Our model achieves competitive mAP@50 (96.37%) with significantly fewer parameters and FLOPs compared to YOLOv9-Pose and HRNet-W32. The inference speed (78.5 FPS) is superior, making it ideal for real-time applications on China UAV platforms. Although YOLOv9-Pose has higher accuracy, its computational complexity hinders deployment on lightweight embedded systems typical of China UAVs. Our approach strikes an optimal balance between accuracy and efficiency.

C. Qualitative Results

We visualize detection results under various conditions. Under low-altitude (10 m) conditions, the baseline model often misses keypoints on small pedestrians, while our model accurately detects all keypoints. In occlusion scenarios, such as when pedestrians overlap, the baseline model produces misplaced edges, whereas our model maintains keypoint consistency. Under low-light conditions, edge information is better preserved by the Dysample upsampler, leading to fewer false detections.

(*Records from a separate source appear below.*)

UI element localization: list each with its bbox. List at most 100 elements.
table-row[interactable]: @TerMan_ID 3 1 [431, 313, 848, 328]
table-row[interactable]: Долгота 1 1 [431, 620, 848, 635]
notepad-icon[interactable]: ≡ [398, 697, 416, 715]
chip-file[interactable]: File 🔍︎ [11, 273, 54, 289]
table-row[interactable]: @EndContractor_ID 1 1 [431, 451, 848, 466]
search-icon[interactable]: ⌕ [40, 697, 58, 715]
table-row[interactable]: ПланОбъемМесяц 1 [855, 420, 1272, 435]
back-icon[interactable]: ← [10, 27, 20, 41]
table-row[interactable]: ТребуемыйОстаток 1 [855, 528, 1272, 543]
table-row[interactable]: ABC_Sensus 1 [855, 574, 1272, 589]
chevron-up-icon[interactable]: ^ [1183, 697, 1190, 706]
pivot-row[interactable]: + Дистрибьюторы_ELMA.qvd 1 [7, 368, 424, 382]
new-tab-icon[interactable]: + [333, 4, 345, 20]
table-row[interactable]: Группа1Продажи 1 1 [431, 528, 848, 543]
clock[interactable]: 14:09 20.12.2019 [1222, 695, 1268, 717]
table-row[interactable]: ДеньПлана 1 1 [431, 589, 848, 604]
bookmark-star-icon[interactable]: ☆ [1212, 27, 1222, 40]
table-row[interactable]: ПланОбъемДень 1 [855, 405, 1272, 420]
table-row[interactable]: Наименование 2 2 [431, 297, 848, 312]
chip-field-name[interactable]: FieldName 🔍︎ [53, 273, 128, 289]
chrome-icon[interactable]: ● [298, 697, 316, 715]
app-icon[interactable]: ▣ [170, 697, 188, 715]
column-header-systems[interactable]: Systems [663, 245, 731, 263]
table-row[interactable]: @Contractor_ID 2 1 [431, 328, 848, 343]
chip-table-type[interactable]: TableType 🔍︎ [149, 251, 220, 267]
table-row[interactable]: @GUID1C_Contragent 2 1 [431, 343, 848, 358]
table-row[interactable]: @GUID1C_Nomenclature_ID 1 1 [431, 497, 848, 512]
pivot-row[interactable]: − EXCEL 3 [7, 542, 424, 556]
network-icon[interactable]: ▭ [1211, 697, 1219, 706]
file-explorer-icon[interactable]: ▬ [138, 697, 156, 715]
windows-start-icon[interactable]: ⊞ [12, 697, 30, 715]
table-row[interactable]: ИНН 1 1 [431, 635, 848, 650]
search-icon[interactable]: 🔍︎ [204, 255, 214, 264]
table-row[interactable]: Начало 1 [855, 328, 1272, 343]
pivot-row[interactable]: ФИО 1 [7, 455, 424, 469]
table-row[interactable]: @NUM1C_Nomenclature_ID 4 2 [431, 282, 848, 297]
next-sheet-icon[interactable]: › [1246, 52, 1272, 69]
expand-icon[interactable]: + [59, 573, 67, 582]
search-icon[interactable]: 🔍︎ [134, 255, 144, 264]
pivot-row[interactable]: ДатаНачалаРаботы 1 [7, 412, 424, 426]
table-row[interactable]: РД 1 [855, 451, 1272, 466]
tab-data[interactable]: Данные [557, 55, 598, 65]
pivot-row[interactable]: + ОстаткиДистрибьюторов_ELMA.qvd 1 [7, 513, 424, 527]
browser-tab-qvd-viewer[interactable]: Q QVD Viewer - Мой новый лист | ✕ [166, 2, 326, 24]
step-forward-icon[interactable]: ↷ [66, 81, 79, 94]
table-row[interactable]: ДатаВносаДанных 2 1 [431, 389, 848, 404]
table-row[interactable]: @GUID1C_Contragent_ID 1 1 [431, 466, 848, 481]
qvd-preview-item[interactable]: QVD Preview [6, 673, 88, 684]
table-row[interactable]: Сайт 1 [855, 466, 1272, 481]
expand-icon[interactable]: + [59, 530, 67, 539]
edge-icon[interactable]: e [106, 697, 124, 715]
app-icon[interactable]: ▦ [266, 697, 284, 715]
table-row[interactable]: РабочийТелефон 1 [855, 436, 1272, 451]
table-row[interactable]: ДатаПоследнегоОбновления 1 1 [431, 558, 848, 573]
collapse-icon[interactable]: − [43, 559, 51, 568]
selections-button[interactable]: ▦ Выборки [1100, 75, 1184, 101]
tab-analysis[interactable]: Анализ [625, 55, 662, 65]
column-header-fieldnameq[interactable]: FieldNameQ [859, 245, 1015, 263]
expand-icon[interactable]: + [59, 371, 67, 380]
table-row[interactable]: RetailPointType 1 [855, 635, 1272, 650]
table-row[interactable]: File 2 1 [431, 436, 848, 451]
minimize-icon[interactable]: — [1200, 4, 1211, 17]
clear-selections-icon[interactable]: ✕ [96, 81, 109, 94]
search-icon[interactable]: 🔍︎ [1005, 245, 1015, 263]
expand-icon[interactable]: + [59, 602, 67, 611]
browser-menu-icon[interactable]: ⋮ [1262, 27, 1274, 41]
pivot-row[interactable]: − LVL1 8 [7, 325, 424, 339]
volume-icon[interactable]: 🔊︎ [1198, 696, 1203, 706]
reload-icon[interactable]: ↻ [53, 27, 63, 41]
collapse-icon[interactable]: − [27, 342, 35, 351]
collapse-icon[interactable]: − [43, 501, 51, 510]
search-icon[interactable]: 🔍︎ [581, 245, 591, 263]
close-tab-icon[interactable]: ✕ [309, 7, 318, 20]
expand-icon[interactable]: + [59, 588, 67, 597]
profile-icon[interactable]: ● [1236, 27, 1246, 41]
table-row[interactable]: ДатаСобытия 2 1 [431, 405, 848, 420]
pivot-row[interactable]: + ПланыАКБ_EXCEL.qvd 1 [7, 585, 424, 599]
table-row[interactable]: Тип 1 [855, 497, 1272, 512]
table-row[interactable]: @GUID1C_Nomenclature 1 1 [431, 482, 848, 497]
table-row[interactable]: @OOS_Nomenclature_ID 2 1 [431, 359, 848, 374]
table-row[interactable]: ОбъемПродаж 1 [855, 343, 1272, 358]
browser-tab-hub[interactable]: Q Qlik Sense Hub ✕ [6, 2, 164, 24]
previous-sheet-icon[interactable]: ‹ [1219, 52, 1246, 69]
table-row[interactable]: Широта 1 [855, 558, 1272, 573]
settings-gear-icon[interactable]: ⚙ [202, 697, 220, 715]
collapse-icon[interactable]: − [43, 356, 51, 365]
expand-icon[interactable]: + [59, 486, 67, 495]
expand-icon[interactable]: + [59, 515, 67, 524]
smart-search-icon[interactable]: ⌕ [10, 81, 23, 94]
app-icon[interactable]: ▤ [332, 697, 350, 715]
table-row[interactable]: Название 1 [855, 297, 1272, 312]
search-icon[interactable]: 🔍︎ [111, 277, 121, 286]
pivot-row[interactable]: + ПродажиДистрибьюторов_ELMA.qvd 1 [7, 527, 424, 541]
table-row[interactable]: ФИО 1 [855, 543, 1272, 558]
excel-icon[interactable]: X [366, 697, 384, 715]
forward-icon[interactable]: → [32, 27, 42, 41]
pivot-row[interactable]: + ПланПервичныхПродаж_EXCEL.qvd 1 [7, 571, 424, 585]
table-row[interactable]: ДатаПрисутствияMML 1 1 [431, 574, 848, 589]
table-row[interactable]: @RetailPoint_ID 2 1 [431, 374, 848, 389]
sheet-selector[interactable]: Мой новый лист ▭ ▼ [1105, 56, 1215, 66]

D. Pose Recognition after Keypoint Detection

We apply a decision algorithm to classify standing and falling poses based on keypoint geometry. The features include: (1) the angle between the body midline and horizontal axis, (2) the aspect ratio of the bounding box, and (3) the vertical distance between shoulder and hip centers. The angle is computed as:

$$
\theta = \arccos\left( \frac{\text{hip}_{sc_x} – \text{shoulder}_{sc_x}}{\sqrt{(\text{hip}_{sc_x} – \text{shoulder}_{sc_x})^2 + (\text{hip}_{sc_y} – \text{shoulder}_{sc_y})^2}} \right)
$$

The aspect ratio:

$$
Ar = \frac{|Y_2 – Y_1|}{|X_2 – X_1|}
$$

And vertical distance:

$$
d = |\text{shoulder}_{sc_y} – \text{hip}_{sc_y}|
$$

These three features are scored to decide the pose. We tested on 450 images containing falling and standing actions. Results are shown in Table III.

Table III: Pose Recognition Results
Method	Pose	AP (%)	AR (%)
Baseline + Decision	Standing	90.2	88.0
Baseline + Decision	Falling	86.5	83.4
EAD-YOLO + Decision	Standing	96.5	92.2
EAD-YOLO + Decision	Falling	95.0	88.6

The improved keypoint detection directly boosts pose recognition accuracy. For falling pose AP increases by 8.5% and AR by 3.2%, confirming the effectiveness of our model in real-world China UAV applications.

VI. Conclusion

This paper presents EAD-YOLO, a lightweight and accurate human keypoint detection model tailored for China UAV perspectives. By incorporating SPPELAN-H for scale adaptability, ALSS for occlusion handling, and Dysample for illumination robustness, our model achieves state-of-the-art performance with only 3.59 million parameters and 9.3 GFLOPS. The model attains 96.37% mAP@50, a 3.02% improvement over the baseline, while maintaining real-time inference. Our work demonstrates that careful architectural modifications can significantly enhance detection in challenging aerial conditions, providing a practical solution for public safety monitoring via China UAVs. Future work will focus on expanding the dataset to cover more diverse scenarios and exploring deployment on low-power embedded devices.